Крисанта ни над чем не задумывалась. Время бежало для нее незаметно. Она и сейчас не замечала его. Жизнь сама раскрывалась перед ней. Они с Мигелем побывали во всех концах города. Она воображала, что он каждый раз дарит ей какую-нибудь часть города. Она побывала с ним на рынке Мерседес. И ей показалось, что платьев, башмаков, всякой снеди и напитков, седел и ножей, соломенных шляп и ребосо, горшков и кувшинов, украшений и изображений святых, собранных здесь, хватило бы на всю жизнь всем-всем людям в Мексике. Сандалии и сапоги висели на шестах в павильонах рынка, как бананы. Ткани пестрели всеми цветами и оттенками, будто торговки обобрали все сады Мексики. В другом павильоне были развешаны мочалы. Сплетенные из мочал всадники и великаны упирались в потолок. Здесь же высились целые башни корзин, нагроможденных одна на другую. Известно: один в поле не воин, а все вместе – уже сила. Крисанта никогда не обращала внимания на корзину тети Долорес, а здесь, в сумраке павильона, она была ошеломлена красно-синими башнями корзин. Все на рынке Мерседес ошеломляло ее. Горы фруктов, горшки, которые продавала семья Мигеля. Горшков была целая бездна на рынке, а семья Мигеля, хотя все, даже дети и внуки, день и ночь лепили их, крутили, расписывали, покрывали глазурью, заполнила здесь только один ларек в павильоне. Крисанта узнала их горшки, как узнают знакомые растения. По их ручкам и глазировке. Родные Мигеля смеялись за спиной какой-то иностранки, пожелавшей узнать секрет изготовления горшков; ведь эти горшки не лопались и На огне, точно их выковали из железа. Иностранка была бледная костлявая женщина с бесцветными волосами и глазами.

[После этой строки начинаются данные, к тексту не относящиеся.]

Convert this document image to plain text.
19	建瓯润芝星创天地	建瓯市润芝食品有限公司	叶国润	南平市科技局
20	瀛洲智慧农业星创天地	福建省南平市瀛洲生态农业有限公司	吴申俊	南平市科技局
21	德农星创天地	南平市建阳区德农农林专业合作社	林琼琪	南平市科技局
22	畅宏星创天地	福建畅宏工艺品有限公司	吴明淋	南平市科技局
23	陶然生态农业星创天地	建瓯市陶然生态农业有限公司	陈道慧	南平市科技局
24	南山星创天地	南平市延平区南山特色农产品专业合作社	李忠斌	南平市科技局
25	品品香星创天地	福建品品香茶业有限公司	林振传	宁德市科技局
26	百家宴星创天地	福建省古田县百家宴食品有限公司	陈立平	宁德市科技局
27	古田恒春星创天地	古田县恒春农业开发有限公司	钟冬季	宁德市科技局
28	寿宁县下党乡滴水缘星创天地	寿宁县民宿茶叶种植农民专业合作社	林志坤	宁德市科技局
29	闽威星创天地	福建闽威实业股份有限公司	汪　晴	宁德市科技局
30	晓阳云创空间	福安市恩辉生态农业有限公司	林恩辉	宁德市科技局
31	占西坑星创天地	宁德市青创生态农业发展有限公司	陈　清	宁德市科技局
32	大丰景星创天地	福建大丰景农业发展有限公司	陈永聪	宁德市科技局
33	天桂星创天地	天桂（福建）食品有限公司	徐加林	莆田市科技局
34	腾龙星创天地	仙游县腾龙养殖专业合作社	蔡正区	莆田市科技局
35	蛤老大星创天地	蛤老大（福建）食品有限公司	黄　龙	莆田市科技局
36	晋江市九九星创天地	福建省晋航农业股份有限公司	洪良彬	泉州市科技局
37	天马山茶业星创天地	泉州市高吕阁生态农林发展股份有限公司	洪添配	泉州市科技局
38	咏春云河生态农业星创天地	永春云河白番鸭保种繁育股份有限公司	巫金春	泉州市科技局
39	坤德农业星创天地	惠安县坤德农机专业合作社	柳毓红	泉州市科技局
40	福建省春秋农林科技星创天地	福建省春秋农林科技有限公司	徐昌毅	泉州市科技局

– За одно песо ей, видите ли, подай еще и наш секрет, – сказал Мигель. – Пусть покупает в магазине алюминиевые кастрюли.

Он говорил «наш секрет», хоть работал на фабрике.

Крисанта и Мигель пошли в кино. Фильм им так понравился, что они забыли друг о друге. Красивую, как ангел, девушку все глубже и глубже засасывает порок. Ее соблазняют и бросают. И вот она уже пошла по рукам. Ей не везет с мужчинами. У нее рождается ребенок, который попадает в приют. Мать в нищете, состарилась. И в конце концов угодила в тюрьму. Когда она как-то навестила сына в школе, он не узнал собственной матери. Он учится читать и писать. Становится студентом, а потом юристом. И вот он защищает на суде какую-то никому не известную старую нищенку.